Il existe plusieurs moyens pour trouver des fonds :

  • Le Love Money’ou ricum ‘ qui consiste à demander de l’argent à ses proches (familles, amis, collègues de travail),
  • L’association loi 1901 Love money pour l’emploi, dont l’objet est de rapprocher même au-delà des proches et en complément: les voisins, les épargnants locaux, régionaux, voir nationaux qui sont sensibilisés par le projet d’entreprise ou qui connaissent le projet par relations. Cette association s’oriente depuis 2011 plus particulièrement pour financer la post-création (deux ou trois ans après la création de l’entreprise) Les Montants sont collectés, entreprise par entreprise. Les épargnants souscrivent à une augmentation de capital de l’entreprise qu’ils ont choisi et reçoivent en contrepartie de leur versement, sous forme d’actions, une part de propriété de l’entreprise.

Chaque opération de collecte de fonds rassemble de 30 à 100 personnes par entreprise et le montant recueilli représente alors entre 100K€ à 400K€ par entreprise et par opération. Ces capitaux peuvent dans certains cas être collectés en plusieurs fois, voir sur un ou deux ans. Les épargnants, personnes physiques, peuvent déduire de leurs impôts un pourcentage non négligeable des sommes versées en souscription au capital de ces entreprises : Ils peuvent déduire 18 % sur l’IR (Impôt sur le Revenu) et 50 % sur l’ISF (Impôt de Solidarité sur la Fortune).

  • Les prêts d’honneur, proposés par certaines collectivités locales ou des associations de prêts d’honneur comme Réseau Entreprendre.
  • L’emprunt classique auprès d’un établissement de crédit (le montant empruntable est fonction des garanties apportées et du business plan réaliste démontré).
  • Le financement participatif (en anglais crowdfunding) qui permet le financement par toutes personnes convaincues par le(s) porteur(s) de projet via une plateforme internet. Le crowdfunding se décline en plusieurs catégories: le financement en don sans contrepartie (HelloAsso), avec contrepartie (KissKissBankBank, Ulule, Patreon) le financement en prêt (SPEAR, Unilend, Lendopolis) et l’equity crowdfunding (Wiseed, SparkUp, Anaxago, Smartangels). Ces différents types de crowdfunding se complètent et permettent à des particuliers de trouver les financements dont ils ont besoin. En commerce et restauration, Bulb in Town permet par exemple de financer son projet en échange de contreparties en nature ou de parts de capital de l’entreprise1.
  • Les business angels. Ils interviennent en général dans une phase très amont dans le développement de l’entreprise.
  • Les fonds de Capital risque.
  • Appel public à l’épargne : modification de la définition.
    • C’est un effet du rapprochement du droit français avec ce qui se fait dans les principaux pays européens et cela a été réalisé à l’occasion de l’ordonnance de mise en application de la loi sur la modernisation de l’économie.
    • Depuis le 1er avril 2009, on ne parle plus d’appel public à l’épargne mais d’offre au public de titres financiers. Cela concerne toujours les titres de capitaux émis par les sociétés par actions, les titres de créance et les parts d’organisme de placement, mais cela fait, notamment, plus moderne : on ne vient pas demander de l’argent à l’épargnant mais on lui offre plutôt la possibilité de le confier aux ‘opérateurs’ avisés.

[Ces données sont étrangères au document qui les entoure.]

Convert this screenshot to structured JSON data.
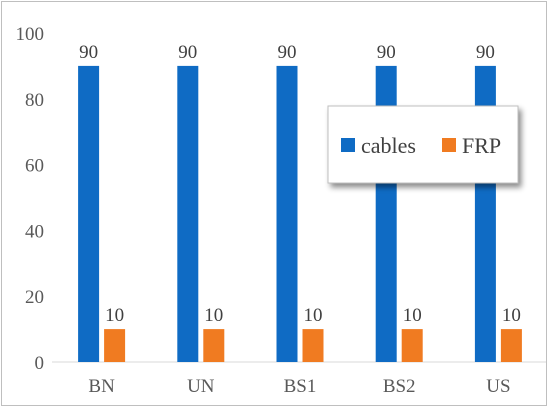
{
  "colors": {
    "cables": "#0f6bc4",
    "FRP": "#f07b21",
    "axis": "#d9d9d9",
    "text": "#595959"
  },
  "chart_data": {
    "type": "bar",
    "categories": [
      "BN",
      "UN",
      "BS1",
      "BS2",
      "US"
    ],
    "series": [
      {
        "name": "cables",
        "values": [
          90,
          90,
          90,
          90,
          90
        ]
      },
      {
        "name": "FRP",
        "values": [
          10,
          10,
          10,
          10,
          10
        ]
      }
    ],
    "data_labels": true,
    "title": "",
    "xlabel": "",
    "ylabel": "",
    "ylim": [
      0,
      100
    ],
    "yticks": [
      0,
      20,
      40,
      60,
      80,
      100
    ],
    "grid": false,
    "legend_position": "right"
  }
}
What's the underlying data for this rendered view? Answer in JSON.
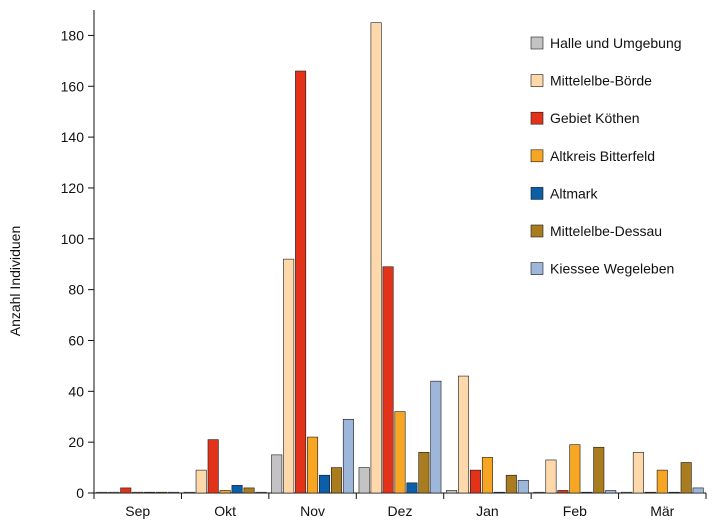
{
  "chart_data": {
    "type": "bar",
    "title": "",
    "xlabel": "",
    "ylabel": "Anzahl Individuen",
    "ylim": [
      0,
      190
    ],
    "yticks": [
      0,
      20,
      40,
      60,
      80,
      100,
      120,
      140,
      160,
      180
    ],
    "grid": false,
    "legend_position": "top-right",
    "categories": [
      "Sep",
      "Okt",
      "Nov",
      "Dez",
      "Jan",
      "Feb",
      "Mär"
    ],
    "series": [
      {
        "name": "Halle und Umgebung",
        "color": "#c3c3c3",
        "values": [
          0,
          0,
          15,
          10,
          1,
          0,
          0
        ]
      },
      {
        "name": "Mittelelbe-Börde",
        "color": "#fdd8aa",
        "values": [
          0,
          9,
          92,
          185,
          46,
          13,
          16
        ]
      },
      {
        "name": "Gebiet Köthen",
        "color": "#e2331a",
        "values": [
          2,
          21,
          166,
          89,
          9,
          1,
          0
        ]
      },
      {
        "name": "Altkreis Bitterfeld",
        "color": "#f6a623",
        "values": [
          0,
          1,
          22,
          32,
          14,
          19,
          9
        ]
      },
      {
        "name": "Altmark",
        "color": "#0b5ea8",
        "values": [
          0,
          3,
          7,
          4,
          0,
          0,
          0
        ]
      },
      {
        "name": "Mittelelbe-Dessau",
        "color": "#a97c1f",
        "values": [
          0,
          2,
          10,
          16,
          7,
          18,
          12
        ]
      },
      {
        "name": "Kiessee Wegeleben",
        "color": "#9db6d9",
        "values": [
          0,
          0,
          29,
          44,
          5,
          1,
          2
        ]
      }
    ]
  }
}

Ce faisant, les règles liées à l’ancienne modalité sont supprimées ainsi que le statut de société ‘faisant appel public à l’épargne’

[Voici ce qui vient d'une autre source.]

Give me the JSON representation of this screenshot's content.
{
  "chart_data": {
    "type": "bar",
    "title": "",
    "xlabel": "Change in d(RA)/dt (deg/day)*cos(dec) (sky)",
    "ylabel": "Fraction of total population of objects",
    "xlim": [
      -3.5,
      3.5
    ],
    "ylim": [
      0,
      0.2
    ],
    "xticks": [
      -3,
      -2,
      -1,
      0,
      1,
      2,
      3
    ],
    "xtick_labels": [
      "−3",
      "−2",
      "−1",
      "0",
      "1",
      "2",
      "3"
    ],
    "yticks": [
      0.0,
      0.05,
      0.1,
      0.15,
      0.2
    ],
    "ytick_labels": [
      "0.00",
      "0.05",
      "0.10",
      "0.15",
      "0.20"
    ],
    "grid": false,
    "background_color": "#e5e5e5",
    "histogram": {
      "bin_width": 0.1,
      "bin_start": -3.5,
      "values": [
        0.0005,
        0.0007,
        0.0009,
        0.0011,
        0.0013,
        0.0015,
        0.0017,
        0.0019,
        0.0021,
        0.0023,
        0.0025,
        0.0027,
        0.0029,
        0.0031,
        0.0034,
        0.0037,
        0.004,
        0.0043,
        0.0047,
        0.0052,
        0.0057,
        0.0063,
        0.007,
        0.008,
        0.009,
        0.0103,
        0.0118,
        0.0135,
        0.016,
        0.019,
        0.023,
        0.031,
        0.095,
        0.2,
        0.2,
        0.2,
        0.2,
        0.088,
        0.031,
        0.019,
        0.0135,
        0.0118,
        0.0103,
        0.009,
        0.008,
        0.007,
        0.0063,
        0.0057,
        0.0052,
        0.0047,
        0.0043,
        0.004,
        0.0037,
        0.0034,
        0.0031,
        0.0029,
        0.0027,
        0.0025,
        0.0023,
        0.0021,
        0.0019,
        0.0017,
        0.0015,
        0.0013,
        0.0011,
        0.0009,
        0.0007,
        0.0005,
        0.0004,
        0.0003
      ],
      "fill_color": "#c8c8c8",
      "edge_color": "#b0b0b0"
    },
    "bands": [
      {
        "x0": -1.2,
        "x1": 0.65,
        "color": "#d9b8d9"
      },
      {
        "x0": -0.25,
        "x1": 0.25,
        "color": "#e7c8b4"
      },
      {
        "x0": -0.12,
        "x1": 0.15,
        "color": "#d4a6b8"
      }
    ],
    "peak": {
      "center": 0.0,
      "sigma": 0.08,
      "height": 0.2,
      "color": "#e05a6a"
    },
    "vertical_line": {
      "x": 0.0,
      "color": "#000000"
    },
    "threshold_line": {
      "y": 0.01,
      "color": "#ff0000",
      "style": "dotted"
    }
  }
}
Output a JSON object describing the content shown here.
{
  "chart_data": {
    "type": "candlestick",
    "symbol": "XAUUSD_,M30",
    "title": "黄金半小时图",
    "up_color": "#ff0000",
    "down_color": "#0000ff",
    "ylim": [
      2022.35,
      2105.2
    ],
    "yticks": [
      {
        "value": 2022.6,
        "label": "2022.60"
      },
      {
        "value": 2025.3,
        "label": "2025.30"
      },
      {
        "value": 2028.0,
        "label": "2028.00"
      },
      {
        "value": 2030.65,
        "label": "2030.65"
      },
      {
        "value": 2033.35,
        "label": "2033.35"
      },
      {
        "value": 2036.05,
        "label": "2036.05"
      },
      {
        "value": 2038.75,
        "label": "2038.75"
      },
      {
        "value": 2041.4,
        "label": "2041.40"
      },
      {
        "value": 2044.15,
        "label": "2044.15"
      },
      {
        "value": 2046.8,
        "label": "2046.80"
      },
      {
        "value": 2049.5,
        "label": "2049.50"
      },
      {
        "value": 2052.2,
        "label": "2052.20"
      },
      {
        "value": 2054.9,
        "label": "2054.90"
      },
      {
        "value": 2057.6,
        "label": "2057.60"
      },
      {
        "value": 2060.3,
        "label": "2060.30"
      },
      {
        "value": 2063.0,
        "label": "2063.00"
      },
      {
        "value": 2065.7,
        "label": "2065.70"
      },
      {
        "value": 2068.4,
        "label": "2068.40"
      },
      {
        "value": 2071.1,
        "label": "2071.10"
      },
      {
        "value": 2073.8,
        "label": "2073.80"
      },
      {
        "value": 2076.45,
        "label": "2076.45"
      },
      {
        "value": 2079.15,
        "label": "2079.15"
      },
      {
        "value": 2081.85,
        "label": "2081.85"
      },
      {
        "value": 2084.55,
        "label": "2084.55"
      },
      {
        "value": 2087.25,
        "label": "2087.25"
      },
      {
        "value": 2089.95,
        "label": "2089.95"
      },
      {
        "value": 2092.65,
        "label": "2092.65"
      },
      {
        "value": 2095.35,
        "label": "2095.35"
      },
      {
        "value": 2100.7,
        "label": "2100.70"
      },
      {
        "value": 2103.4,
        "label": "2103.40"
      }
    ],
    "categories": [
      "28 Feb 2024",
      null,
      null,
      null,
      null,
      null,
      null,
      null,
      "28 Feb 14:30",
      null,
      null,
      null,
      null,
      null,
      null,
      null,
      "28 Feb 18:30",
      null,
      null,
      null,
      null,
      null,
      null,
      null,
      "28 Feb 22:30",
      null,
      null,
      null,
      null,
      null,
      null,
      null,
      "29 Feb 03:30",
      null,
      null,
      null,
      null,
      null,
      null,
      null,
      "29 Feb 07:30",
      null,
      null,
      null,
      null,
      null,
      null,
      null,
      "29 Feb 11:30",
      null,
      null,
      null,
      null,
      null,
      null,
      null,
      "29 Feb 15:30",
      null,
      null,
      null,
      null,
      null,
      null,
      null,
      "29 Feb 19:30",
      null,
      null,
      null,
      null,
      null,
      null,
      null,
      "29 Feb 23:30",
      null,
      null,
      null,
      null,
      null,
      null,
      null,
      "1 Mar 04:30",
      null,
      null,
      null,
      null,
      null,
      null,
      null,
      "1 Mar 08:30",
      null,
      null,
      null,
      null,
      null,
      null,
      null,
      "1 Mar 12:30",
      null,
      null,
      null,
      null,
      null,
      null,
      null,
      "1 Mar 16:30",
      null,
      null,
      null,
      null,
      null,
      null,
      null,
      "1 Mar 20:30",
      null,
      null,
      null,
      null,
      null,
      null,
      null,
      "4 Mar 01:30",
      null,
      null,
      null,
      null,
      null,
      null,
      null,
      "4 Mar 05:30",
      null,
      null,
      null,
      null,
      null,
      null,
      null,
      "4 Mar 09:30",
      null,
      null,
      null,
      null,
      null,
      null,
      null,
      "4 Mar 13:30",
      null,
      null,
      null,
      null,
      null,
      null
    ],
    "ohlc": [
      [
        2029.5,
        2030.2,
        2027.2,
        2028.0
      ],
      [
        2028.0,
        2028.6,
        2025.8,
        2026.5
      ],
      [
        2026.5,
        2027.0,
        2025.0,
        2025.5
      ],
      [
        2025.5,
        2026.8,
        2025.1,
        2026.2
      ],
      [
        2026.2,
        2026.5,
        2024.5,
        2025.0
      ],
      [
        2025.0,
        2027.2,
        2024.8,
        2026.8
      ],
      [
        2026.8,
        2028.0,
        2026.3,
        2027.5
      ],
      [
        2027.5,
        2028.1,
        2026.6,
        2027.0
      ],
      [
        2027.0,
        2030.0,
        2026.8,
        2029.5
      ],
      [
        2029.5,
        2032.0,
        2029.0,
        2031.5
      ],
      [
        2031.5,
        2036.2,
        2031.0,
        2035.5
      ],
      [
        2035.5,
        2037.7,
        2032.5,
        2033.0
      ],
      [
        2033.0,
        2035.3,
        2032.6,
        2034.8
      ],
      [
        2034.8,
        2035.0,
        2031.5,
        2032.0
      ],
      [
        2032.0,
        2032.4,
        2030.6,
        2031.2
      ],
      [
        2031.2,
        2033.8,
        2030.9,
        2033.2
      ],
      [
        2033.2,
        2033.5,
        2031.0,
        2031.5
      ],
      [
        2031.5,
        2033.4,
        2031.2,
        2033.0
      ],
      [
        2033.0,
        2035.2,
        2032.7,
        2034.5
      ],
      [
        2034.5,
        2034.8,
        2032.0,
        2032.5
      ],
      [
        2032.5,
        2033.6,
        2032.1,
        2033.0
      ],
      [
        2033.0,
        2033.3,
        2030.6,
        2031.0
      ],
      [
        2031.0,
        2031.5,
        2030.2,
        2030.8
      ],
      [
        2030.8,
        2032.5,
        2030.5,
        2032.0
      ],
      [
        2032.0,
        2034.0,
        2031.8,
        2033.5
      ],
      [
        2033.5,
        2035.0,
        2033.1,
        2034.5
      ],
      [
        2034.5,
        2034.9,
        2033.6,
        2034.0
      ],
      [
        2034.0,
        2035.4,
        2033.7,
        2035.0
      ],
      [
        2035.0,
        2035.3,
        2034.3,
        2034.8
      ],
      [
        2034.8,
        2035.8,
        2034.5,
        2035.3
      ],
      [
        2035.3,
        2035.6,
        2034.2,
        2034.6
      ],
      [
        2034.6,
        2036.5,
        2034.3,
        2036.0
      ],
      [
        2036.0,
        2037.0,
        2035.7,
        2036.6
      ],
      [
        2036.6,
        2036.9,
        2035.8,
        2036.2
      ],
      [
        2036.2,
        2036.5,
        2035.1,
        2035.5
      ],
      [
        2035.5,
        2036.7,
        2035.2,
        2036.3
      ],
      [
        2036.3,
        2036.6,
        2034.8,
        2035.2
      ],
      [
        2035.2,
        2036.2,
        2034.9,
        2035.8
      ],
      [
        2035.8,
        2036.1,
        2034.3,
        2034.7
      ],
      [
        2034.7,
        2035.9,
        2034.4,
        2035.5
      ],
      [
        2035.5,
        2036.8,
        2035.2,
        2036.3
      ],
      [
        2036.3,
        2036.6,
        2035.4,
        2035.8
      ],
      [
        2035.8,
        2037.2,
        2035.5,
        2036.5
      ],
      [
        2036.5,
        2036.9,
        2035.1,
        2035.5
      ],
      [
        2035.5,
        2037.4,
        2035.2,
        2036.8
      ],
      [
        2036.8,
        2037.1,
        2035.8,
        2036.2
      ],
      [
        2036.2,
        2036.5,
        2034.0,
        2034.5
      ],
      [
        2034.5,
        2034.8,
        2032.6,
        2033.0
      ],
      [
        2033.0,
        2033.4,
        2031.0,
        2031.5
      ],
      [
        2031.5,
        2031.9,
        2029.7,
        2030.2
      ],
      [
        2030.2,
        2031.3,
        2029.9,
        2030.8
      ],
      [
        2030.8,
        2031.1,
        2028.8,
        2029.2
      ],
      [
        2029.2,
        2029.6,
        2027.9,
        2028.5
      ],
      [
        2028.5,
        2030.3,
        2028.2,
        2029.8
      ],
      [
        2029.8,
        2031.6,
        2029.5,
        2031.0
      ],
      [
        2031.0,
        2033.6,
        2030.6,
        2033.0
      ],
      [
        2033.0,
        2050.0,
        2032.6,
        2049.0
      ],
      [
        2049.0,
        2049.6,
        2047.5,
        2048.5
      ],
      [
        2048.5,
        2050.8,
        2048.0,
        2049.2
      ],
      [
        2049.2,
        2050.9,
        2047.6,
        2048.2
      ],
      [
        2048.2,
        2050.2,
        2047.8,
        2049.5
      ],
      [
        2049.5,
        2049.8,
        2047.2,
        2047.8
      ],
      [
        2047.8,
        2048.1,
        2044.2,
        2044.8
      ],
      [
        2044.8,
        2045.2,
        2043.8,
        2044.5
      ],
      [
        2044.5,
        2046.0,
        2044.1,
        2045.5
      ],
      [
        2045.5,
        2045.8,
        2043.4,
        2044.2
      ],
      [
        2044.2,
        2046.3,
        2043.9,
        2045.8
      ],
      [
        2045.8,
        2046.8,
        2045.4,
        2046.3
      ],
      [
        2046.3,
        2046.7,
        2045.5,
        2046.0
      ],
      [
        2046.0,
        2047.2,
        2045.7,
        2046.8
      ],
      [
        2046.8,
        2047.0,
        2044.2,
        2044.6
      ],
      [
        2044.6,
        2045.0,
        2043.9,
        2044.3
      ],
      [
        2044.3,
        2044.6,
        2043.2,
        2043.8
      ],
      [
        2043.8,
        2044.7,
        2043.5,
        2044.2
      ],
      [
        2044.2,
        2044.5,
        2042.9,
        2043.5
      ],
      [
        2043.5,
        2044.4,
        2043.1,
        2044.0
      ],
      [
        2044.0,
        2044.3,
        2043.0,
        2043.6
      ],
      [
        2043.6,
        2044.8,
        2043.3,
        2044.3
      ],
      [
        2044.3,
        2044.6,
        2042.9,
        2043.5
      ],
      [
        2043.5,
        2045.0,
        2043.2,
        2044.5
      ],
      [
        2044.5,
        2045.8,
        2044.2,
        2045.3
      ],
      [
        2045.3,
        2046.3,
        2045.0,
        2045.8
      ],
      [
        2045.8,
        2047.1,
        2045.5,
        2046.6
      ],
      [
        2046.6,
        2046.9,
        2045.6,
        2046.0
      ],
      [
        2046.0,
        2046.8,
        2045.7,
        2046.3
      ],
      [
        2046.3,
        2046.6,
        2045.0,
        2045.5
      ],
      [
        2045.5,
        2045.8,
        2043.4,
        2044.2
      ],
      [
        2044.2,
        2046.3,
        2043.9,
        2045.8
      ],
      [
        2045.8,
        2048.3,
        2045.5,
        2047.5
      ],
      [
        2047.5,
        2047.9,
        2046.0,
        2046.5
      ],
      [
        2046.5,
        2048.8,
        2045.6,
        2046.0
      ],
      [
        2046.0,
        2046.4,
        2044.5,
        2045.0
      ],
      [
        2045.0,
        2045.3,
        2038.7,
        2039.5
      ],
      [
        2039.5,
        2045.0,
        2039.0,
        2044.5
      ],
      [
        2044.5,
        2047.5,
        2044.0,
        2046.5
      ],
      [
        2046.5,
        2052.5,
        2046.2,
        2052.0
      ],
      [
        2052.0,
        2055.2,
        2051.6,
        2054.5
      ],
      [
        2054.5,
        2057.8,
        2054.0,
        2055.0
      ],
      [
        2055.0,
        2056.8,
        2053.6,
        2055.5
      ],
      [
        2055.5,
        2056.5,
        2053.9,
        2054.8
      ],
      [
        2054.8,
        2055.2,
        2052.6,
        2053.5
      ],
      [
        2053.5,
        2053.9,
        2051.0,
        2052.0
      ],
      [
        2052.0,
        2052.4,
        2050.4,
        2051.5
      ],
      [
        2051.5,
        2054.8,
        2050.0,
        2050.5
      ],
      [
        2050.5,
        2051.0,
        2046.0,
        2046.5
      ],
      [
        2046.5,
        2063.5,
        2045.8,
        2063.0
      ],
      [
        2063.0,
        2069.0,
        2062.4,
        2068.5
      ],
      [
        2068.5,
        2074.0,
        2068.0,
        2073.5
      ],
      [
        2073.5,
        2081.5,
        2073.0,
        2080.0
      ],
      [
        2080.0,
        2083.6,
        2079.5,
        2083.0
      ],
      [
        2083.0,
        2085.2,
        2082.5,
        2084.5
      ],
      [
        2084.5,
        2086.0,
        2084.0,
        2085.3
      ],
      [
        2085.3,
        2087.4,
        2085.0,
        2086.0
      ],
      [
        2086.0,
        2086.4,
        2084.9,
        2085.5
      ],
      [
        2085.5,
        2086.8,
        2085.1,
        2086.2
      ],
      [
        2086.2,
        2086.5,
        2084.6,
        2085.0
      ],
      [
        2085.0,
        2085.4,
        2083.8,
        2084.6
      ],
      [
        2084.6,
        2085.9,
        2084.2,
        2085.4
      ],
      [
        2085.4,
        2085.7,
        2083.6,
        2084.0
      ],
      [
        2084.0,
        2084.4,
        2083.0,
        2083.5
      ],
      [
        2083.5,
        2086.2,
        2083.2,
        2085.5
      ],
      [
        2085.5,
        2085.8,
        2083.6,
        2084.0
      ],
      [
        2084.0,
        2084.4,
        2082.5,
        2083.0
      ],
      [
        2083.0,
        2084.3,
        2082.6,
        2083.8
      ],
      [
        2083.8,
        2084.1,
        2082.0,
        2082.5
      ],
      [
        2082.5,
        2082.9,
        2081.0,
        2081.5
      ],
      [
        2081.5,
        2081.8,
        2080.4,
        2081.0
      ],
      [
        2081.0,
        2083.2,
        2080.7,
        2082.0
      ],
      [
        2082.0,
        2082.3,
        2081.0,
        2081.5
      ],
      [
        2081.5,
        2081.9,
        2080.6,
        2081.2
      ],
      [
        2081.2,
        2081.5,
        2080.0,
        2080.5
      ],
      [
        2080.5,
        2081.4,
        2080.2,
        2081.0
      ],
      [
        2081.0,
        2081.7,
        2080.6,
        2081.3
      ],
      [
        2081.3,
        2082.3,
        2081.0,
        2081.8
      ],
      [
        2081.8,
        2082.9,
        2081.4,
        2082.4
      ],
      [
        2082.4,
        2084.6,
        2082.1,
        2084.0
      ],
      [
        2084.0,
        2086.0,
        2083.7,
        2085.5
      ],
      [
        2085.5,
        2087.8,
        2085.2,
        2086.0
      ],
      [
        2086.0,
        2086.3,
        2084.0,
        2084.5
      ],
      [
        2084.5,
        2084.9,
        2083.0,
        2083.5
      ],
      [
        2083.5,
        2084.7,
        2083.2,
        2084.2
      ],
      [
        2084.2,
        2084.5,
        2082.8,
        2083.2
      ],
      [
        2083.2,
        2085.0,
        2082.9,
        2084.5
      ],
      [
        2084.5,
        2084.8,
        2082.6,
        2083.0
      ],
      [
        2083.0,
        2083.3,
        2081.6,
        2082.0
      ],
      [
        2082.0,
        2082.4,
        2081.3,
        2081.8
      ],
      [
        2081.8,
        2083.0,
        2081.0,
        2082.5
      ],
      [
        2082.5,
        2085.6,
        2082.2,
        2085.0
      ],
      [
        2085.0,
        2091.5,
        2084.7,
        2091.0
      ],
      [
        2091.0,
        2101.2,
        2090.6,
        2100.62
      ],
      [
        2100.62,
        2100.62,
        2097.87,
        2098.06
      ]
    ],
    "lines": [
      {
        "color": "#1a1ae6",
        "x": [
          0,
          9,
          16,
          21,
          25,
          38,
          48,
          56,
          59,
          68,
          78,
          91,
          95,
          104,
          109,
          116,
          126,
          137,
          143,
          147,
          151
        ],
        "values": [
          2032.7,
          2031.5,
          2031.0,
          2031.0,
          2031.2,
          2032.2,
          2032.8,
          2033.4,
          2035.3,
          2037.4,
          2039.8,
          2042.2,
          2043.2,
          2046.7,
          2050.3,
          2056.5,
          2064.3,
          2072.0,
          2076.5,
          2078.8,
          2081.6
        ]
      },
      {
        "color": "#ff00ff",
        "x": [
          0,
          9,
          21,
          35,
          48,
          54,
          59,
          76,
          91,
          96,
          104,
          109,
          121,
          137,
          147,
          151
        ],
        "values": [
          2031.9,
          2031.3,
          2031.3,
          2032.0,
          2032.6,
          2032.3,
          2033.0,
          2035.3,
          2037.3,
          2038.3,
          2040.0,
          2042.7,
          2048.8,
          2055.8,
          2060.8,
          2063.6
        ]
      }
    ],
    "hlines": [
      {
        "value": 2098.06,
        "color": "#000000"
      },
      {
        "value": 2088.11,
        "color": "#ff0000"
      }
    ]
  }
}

  • En accompagnement de cette évolution, on notera :
    • la suppression du minimum de capital à 225 000 € pour les sociétés par action pour l’offre nouvelle au public. Dorénavant, qu’elles y recourent ou non, leur capital doit être de 37 000 € seulement. En outre, ce sera à l’opérateur de marchés de fixer les critères de capital et le montant minimal pour les conditions d’admission à la cotation sur le marché réglementé,
    • la limitation de l’obligation de réalisation du rapport de contrôle interne et de gouvernance,
    • la possibilité pour les SAS (Sociétés par Actions Simplifiées) de procéder à une offre au public de titres à condition que le montant par investisseur et par offre ou la valeur nominale dépasse le seuil de50 000 €, tel que fixé par l’AMF. À noter cependant que ces SAS restent exclues de l’offre au public de titres financiers ou de l’admission sur un marché réglementé de leurs actions.
    • l’autorisation, pour les sociétés de procéder à une augmentation de capital sans droit préférentiel de souscription par placement privé, dans la limite de 20 % du capital social et par an,
    • la suppression, pour les sociétés dont les actions sont admises aux négociations sur un marché réglementé, de l’obligation d’annexer à leurs comptes annuels l’inventaire des valeurs mobilières détenues à la clôture de l’exercice.